At first I was not happy with the fact that this neighborhood and these people were painted with such a high gloss. It seems that anytime a filmmaker wants to make the point that their story could be the tale of any person in America, it becomes necessary that they sell real estate or insurance, live in a big white house, and drive an SUV. But upon further reflection it seems to me that on a scale of 1-10 most of those films make that caricature a 7, while this film probably pushed it up to an 8. The purpose of that being American Beauty needed to very forcefully illustrate what people think "America" and their lives ought to be, in order to spend the time showing what they aren't.

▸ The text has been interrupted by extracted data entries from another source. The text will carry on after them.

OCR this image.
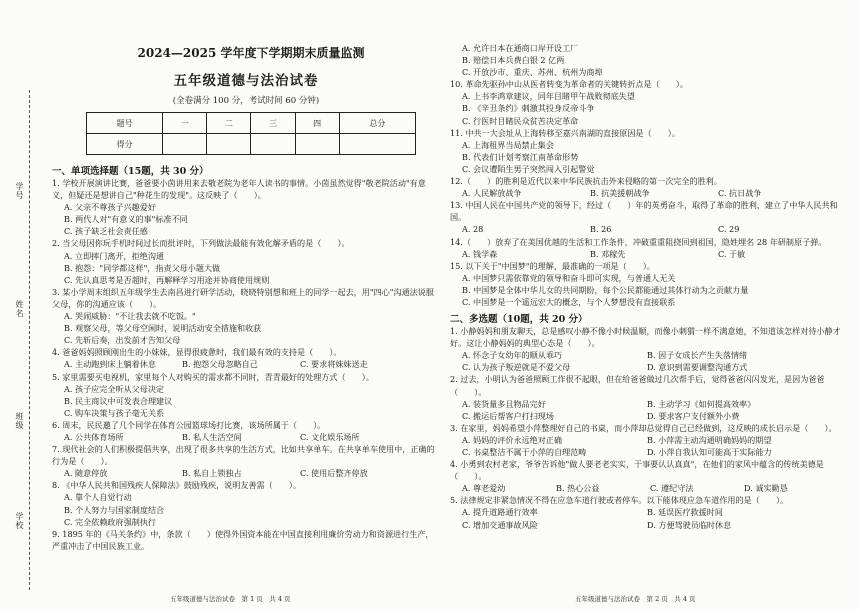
学号
姓名
班级
学校
2024—2025 学年度下学期期末质量监测
五年级道德与法治试卷
(全卷满分 100 分，考试时间 60 分钟)
题号	一	二	三	四	总分
得分					
一、单项选择题（15题，共 30 分）
1. 学校开展演讲比赛，爸爸要小茵讲用来去敬老院为老年人读书的事情。小茵虽然觉得"敬老院活动"有意义，但疑还是想讲自己"种花生的发现"。这反映了（　　）。
A. 父亲不尊孩子兴趣爱好
B. 两代人对"有意义的事"标准不同
C. 孩子缺乏社会责任感
2. 当父母因你玩手机时间过长而批评时，下列做法最能有效化解矛盾的是（　　）。
A. 立即摔门离开，拒绝沟通
B. 抱怨："同学都这样"，指责父母小题大做
C. 先认真思考是否超时，再解释学习用途并协商使用规则
3. 某小学周末组织五年级学生去南昌进行研学活动，晓晓特别想和班上的同学一起去，用"四心"沟通法说服父母，你的沟通应该（　　）。
A. 哭闹威胁："不让我去就不吃饭。"
B. 观察父母，等父母空闲时，说明活动安全措施和收获
C. 先斩后奏，出发前才告知父母
4. 爸爸妈妈照顾刚出生的小妹妹，显得很疲惫时，我们最有效的支持是（　　）。
A. 主动跑到床上躺着休息	B. 抱怨父母忽略自己	C. 要求将妹妹送走
5. 家里需要买电视机，家里每个人对购买的需求都不同时，青青最好的处理方式（　　）。
A. 孩子应完全听从父母决定
B. 民主商议中可发表合理建议
C. 购车决策与孩子毫无关系
6. 周末，民民邀了几个同学在体育公园篮球场打比赛，该场所属于（　　）。
A. 公共体育场所	B. 私人生活空间	C. 文化娱乐场所
7. 现代社会的人们积极提倡共享，出现了很多共享的生活方式，比如共享单车。在共享单车使用中，正确的行为是（　　）。
A. 随意停放	B. 私自上锁独占	C. 使用后整齐停放
8. 《中华人民共和国残疾人保障法》鼓励残疾，说明友善需（　　）。
A. 靠个人自觉行动
B. 个人努力与国家制度结合
C. 完全依赖政府强制执行
9. 1895 年的《马关条约》中，条款（　　）使得外国资本能在中国直接利用廉价劳动力和资源进行生产，严重冲击了中国民族工业。
A. 允许日本在通商口岸开设工厂
B. 赔偿日本兵费白银 2 亿两
C. 开放沙市、重庆、苏州、杭州为商埠
10. 革命先驱孙中山从医者转变为革命者的关键转折点是（　　）。
A. 上书李鸿章建议，同年目睹甲午战败彻底失望
B. 《辛丑条约》刺激其投身反帝斗争
C. 行医时目睹民众贫苦决定革命
11. 中共一大会址从上海转移至嘉兴南湖的直接原因是（　　）。
A. 上海租界当局禁止集会
B. 代表们计划考察江南革命形势
C. 会议遭陌生男子突然闯入引起警觉
12.（　　）的胜利是近代以来中华民族抗击外来侵略的第一次完全的胜利。
A. 人民解放战争	B. 抗美援朝战争	C. 抗日战争
13. 中国人民在中国共产党的领导下，经过（　　）年的英勇奋斗，取得了革命的胜利，建立了中华人民共和国。
A. 28	B. 26	C. 29
14.（　　）放弃了在美国优越的生活和工作条件，冲破重重阻挠回到祖国，隐姓埋名 28 年研制原子弹。
A. 钱学森	B. 邓稼先	C. 于敏
15. 以下关于"中国梦"的理解，最准确的一项是（　　）。
A. 中国梦只需依靠党的领导和奋斗即可实现，与普通人无关
B. 中国梦是全体中华儿女的共同期盼，每个公民都能通过其体行动为之贡献力量
C. 中国梦是一个遥远宏大的概念，与个人梦想没有直接联系
二、多选题（10题，共 20 分）
1. 小静妈妈和朋友聊天，总是感叹小静不像小时候温顺，而像小刺猬一样不满意她，不知道该怎样对待小静才好。这让小静妈妈的典型心态是（　　）。
A. 怀念子女幼年的顺从乖巧	B. 因子女成长产生失落情绪
C. 认为孩子叛逆就是不爱父母	D. 意识到需要调整沟通方式
2. 过去，小明认为爸爸照顾工作很不起眼，但在给爸爸做过几次帮手后，觉得爸爸闪闪发光，是因为爸爸（　　）。
A. 装货量多且物品完好	B. 主动学习《如何提高效率》
C. 搬运后帮客户打扫现场	D. 要求客户支付额外小费
3. 在家里，妈妈希望小萍整理好自己的书桌，而小萍却总觉得自己已经做到，这反映的成长启示是（　　）。
A. 妈妈的评价永远绝对正确	B. 小萍需主动沟通明确妈妈的期望
C. 书桌整洁不属于小萍的自理范畴	D. 小萍自我认知可能高于实际能力
4. 小勇到农村老家，爷爷告诉他"做人要老老实实，干事要认认真真"，在他们的家风中蕴含的传统美德是（　　）。
A. 尊老爱幼	B. 热心公益	C. 遵纪守法	D. 诚实勤恳
5. 法律规定非紧急情况不得在应急车道行驶或者停车。以下能体现应急车道作用的是（　　）。
A. 提升道路通行效率	B. 延误医疗救援时间
C. 增加交通事故风险	D. 方便驾驶员临时休息
五年级道德与法治试卷　第 1 页　共 4 页	五年级道德与法治试卷　第 2 页　共 4 页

It is clear that Ricky Fitts is the eye of the writer. He is imperfect, but he recognizes his flaws and is unbothered by them. He films what he finds beautiful: a dead bird, a homeless women who froze to death, Jane's lopsided breasts, and most notably a plastic bag floating with the breeze. He is mentally unstable, but there is an honesty in his eyes, and love in his heart, and he is quick to realize that Angela's beauty, of which Lester is so overwhelmed, is only skin deep, and that she is as unhappy as everyone else.

This movie works because everything that is done or said or shot is realized with such intensity. The casting director has to be given a lot of credit for perfectly chosen actors. Kevin Spacey is Lester, doing less "Kevin Spacey" and far more "Lester" than he has done in most of his films. Annette Bening (one of the most undervalued working actresses) is Carolyn. Thora Birch is Jane, whose naivety is swallowed up by the force of Ricky Fitts, played by Wes Bentley who did a terrific job, though I don't know any of his other work.

All of the other parts, from the direction to the writing to the amazing cinematography, all come together to create a work of big budget art, and one of the high points of 1990's cinema.